Plenty of people had the misfortune to listen to one of the quack doctors who hit the trail, too. Edwin Bryant told the tale of a boy who had his leg crushed by a wagon wheel, and it was treated by a quack who tied some linen and a few planks around it. Nine days later, the boy "called to his mother that he could feel worms crawling in his leg," and yes, those were maggots. The boy died as they hacked off the leg with a butcher knife and a handsaw, and it wasn't a happy ending. "The child was dead — his miseries were over!" Bryant wrote. Nice work, doc.

Cholera on an epidemic scale

Cholera is one of those old-timey diseases you definitely don't want, and it was a huge problem for a very gross reason, especially in the floodplain around the Platte River crossing. Let's talk about why, in the least gross way possible.

The river crossing was massively dangerous, and according to WyoHistory, it was made safer but more expensive by the Mormon ferries that were set up in 1847. Even as they started ferrying wagons across, they found they couldn't keep up — dozens of wagons were lined up waiting for their turn to cross. Those who didn't wait tended to drown in full view of others. Talk about incentive. By 1850, the area was swimming with cholera.

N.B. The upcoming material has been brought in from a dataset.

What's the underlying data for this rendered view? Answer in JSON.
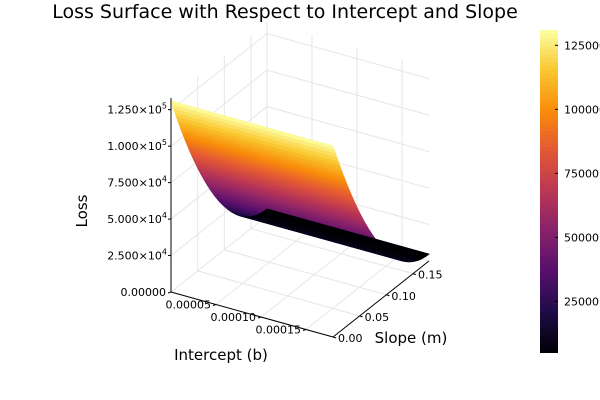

There were a few reasons for it, and Brian Altonen says part of the problem was the saline-alkaline waters of the Platte were the perfect breeding ground for cholera left behind in settlers' waste products. Historian Aaron Smith (via Deseret News) notes that the later settlers left, the more susceptible to cholera they would be, mostly because you were following in the footsteps of people who were essentially pooping out cholera as they went. Leave late, and you'd be waiting on the shores of a river where people and animals had been doing their business for months and months, and yes, you were drinking that water, too. You had no idea the decision to ferry or ford the river was so gross, did you?

John Grattan starts a war

Early contact between settlers and Native Americans was relatively peaceful, according to WyoHistory. Tensions continued to mount as more and more people headed West, though, and on August 19, 1854, one hotheaded idiot kick-started a 22-year war.

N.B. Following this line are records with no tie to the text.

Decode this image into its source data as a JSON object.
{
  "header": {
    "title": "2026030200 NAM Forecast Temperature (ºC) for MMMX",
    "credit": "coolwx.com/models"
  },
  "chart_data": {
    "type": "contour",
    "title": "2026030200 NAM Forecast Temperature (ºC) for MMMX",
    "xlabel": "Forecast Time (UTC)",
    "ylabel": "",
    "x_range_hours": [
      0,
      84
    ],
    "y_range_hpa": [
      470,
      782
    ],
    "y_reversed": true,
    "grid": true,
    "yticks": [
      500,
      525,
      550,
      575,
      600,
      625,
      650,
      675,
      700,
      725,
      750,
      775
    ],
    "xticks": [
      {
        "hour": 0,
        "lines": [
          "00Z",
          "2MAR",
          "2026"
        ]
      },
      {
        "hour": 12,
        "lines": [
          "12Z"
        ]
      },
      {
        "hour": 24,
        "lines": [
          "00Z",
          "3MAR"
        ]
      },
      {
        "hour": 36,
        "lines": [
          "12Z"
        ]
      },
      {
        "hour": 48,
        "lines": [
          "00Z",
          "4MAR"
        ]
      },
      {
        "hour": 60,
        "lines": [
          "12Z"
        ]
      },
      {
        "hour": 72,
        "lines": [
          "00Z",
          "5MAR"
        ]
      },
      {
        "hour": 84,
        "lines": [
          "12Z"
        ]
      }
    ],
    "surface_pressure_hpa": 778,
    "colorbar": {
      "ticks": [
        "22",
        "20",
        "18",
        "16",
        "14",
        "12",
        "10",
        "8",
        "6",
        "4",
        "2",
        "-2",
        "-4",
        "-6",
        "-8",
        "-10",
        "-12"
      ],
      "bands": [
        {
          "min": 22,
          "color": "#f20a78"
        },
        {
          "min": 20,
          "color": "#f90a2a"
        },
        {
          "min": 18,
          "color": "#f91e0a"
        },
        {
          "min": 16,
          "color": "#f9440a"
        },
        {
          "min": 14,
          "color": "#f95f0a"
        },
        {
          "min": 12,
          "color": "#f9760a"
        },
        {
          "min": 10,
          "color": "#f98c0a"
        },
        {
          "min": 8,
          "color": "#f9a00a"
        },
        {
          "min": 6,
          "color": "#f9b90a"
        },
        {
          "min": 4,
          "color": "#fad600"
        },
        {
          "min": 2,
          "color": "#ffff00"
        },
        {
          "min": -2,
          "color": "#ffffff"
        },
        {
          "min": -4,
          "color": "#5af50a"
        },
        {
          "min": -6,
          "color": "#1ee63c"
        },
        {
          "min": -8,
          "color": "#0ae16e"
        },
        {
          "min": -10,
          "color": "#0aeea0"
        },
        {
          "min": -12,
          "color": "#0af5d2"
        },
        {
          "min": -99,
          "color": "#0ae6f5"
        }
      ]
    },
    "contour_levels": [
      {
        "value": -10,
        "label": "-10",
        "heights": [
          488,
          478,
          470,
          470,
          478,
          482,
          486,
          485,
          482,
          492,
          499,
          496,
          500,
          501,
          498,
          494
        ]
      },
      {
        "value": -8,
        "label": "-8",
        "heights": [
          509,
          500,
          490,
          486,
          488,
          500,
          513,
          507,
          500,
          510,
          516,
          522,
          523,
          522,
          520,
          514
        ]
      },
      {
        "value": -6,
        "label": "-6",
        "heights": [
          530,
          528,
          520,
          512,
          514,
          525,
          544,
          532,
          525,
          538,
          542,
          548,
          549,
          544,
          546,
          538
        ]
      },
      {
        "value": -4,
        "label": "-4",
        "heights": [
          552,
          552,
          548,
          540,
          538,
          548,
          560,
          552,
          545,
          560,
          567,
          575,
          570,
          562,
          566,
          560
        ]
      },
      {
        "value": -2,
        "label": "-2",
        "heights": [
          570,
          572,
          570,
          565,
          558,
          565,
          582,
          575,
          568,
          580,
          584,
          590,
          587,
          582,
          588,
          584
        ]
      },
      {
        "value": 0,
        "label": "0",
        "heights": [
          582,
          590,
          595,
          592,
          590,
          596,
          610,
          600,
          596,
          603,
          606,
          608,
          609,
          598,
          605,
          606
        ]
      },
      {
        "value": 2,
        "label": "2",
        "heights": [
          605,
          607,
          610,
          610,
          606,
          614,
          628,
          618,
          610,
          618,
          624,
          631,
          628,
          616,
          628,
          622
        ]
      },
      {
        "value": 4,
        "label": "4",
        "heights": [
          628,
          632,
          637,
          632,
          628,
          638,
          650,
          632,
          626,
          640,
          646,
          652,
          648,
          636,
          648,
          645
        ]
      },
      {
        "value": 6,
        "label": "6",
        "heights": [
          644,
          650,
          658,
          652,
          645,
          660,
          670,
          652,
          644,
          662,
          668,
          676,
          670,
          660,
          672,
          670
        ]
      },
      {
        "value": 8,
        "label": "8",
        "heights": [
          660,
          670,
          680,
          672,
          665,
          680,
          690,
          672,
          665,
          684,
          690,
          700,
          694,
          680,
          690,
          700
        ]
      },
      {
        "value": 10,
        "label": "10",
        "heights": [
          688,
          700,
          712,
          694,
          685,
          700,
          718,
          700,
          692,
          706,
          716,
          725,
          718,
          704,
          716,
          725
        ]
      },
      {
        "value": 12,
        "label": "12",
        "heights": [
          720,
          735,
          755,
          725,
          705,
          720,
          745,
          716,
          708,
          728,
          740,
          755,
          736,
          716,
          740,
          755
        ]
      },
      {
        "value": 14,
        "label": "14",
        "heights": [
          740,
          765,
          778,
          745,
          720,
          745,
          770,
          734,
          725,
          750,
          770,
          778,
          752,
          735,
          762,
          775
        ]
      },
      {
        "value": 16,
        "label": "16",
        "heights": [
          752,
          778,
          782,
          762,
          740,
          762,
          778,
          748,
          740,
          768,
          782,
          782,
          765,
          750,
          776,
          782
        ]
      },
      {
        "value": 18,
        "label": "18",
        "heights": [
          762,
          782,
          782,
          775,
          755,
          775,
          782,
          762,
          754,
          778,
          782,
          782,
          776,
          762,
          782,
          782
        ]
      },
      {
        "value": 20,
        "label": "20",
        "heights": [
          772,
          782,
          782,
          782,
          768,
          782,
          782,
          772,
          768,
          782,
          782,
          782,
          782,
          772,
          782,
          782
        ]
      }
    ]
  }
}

His name was John Lawrence Grattan, and he was a second lieutenant in the Army stationed at Fort Laramie. At the time, local Sioux were starting to demand more and more in the way of tolls, which makes sense considering the number of people tromping across their land. There were a handful of skirmishes, but the last straw came when a sick cow from a wagon train wandered into a Sioux camp. The people in camp were being starved by a combination of the holdup of promised rations and suddenly needing to share their resources with thousands of extra mouths. They killed and ate the cow, and the officer in charge was actually pretty diplomatic about the whole thing. He offered restitution to both parties, but he sent Grattan to negotiate. Grattan took several howitzers, which is not how you start a peaceful negotiation when tensions are already high.

You can imagine how that went. The Sioux came out on top during that skirmish, and Grattan's body was recovered riddled with arrows. The village head, Conquering Bear, also died, and it only escalated from there.